Summer Storm

There came a wind like a bugle;
It quivered through the grass,
And a green chill upon the heat
So ominous did pass
We barred the windows and the doors As from an emerald ghost;
The doom’s electric moccason
That very instant passed.
On a strange mob of panting trees,
And fences fled away,
And rivers where the houses ran
The living looked that day.
The bell within the steeple wild
The flying tidings whirled.
How much can come
And much can go,
And yet abide the world!

~Emily Dickinson

Storms here begin with a slight shift of the light, a fluttering at the margins of the day. First the wind rises, kindled before the approaching tempest. Pine boughs toss and nod to slim locusts and walnuts, polite at first, until their branches begin a frenzied tangle. The first few premature walnut leaves tear loose and fall like golden teardrops dashed away by an invisible hand. Distant harbingers of autumn, they are sobering in their brightness, shimmering reminders that all things come to an end.

But the storm is not truly imminent until the Alleghenies are lost behind a cloak of blue-grey, first blurring and then vanishing as if into legend. When the mountains disappear, and only then, is the onslaught inevitable. Then we batten down the hatches, dash for the laundry, and wait. Though, more often than not, there isn’t time to wait before the first few spattering drops, dashed sideways by the courier wind, cut sideways through the whirling air.

As I write, the rain has stopped blowing sideways and is falling almost straight down, thunder grumbling above and lightning just flashes barely illuminating the lowering clouds. Some time after the end of June, summer thunderstorms cease to have the look of downpours that bring rainbows and instead take on the tints of autumn, hints of long rainy days that fade seamlessly into lengthening nights. Every season comes hard on the heels of the one before and ties itself into knots with the next. Sometimes I think there are either no seasons, or three hundred sixty-five of them. Maybe even twenty-four seasons a day…

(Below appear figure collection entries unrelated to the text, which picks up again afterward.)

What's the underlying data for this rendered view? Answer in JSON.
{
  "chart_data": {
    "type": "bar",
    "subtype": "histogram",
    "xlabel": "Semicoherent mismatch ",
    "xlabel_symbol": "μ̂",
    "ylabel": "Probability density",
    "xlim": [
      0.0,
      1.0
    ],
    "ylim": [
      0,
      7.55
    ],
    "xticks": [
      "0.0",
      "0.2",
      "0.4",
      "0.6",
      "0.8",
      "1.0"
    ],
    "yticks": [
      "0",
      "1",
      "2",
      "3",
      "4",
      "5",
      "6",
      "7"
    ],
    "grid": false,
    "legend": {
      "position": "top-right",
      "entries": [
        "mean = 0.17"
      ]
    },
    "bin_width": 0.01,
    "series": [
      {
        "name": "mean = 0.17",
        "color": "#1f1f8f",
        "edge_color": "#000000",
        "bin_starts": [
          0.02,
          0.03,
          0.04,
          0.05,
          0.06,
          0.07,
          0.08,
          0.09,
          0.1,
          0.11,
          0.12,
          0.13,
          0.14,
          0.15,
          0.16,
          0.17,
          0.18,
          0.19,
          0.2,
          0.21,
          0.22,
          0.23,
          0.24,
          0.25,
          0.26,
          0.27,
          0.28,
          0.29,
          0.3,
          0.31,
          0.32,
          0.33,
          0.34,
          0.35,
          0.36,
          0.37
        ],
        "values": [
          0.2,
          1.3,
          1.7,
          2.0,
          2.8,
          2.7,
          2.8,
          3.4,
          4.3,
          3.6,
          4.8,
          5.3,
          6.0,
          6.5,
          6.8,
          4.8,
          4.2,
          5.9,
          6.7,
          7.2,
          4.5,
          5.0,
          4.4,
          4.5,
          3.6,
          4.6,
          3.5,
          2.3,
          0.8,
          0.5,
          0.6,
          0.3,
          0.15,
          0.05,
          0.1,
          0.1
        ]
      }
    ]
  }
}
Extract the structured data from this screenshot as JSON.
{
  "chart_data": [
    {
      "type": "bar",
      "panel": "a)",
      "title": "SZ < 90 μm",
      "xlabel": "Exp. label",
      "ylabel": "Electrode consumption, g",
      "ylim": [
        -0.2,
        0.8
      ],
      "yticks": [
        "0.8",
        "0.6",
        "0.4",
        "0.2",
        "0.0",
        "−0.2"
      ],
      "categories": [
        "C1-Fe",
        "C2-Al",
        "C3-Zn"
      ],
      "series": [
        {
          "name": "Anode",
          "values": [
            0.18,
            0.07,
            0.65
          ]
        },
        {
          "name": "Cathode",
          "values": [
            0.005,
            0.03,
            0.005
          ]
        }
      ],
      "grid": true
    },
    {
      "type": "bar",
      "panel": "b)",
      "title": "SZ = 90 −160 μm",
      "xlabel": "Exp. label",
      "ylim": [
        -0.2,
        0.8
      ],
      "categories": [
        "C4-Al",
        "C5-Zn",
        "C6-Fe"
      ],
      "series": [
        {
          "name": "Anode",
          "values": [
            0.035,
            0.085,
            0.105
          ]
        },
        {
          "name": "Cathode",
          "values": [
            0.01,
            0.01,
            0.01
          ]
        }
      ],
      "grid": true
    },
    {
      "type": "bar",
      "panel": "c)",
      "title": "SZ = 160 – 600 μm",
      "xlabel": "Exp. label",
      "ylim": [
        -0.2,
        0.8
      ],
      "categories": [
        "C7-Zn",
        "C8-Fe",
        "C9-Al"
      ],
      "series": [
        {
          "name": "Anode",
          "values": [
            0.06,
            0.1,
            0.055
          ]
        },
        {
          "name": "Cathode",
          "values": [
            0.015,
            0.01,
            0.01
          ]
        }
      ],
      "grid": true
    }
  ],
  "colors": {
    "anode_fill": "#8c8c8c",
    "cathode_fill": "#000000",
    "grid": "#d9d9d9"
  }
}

This rain falls on already damp red clay, on tomatoes and peppers that have had quite enough, thank you, on chickens who don’t seem to mind too much as long as it’s not a hurricane. The bees have tucked themselves away safely in their boxes. How dry and warm it must be inside, the air heavy with warmth and pollen and the hum of tens of thousands of wings.

Yesterday was a garden day, a yard day, a swimming pool day. A day to overdo the fresh air and sunshine, because really, such things cannot be overdone. Today is a day for tea and introspection, a day to draw back out of the elements and open a book of poetry.

Rain and not bees

A drop fell on the apple tree
Another on the roof;
A half a dozen kissed the eaves,
And made the gables laugh.

A few went out to help the brook,
That went to help the sea.
Myself conjectured, Were they pearls,
What necklaces could be!

The dust replaced in hoisted roads,
The birds jocoser sung;
The sunshine threw his hat away,
The orchards spangles hung.

The breezes brought dejected lutes,
And bathed them in the glee;
The East put out a single flag,
And signed the fete away.

~Emily Dickinson

If we were having the kind of summer shower Dickinson is writing about, I would be picking up my bees today. No such luck. Bees, like other witches, do not appreciate getting wet. They get downright grouchy. When the barometer falls, otherwise lovely honeybees become Not Very Nice People.

So today, instead of picking up my bees, I am daydreaming of bees, reading Dickinson’s poems about or referencing bees, and wondering when this rain is going to end.

This is not a summer shower. This is a summer monsoon. It’s just not stopping. It’s supposed to rain all day tomorrow, too, so no bees until Tuesday.

I’ve waited two years. I guess I can wait a little longer.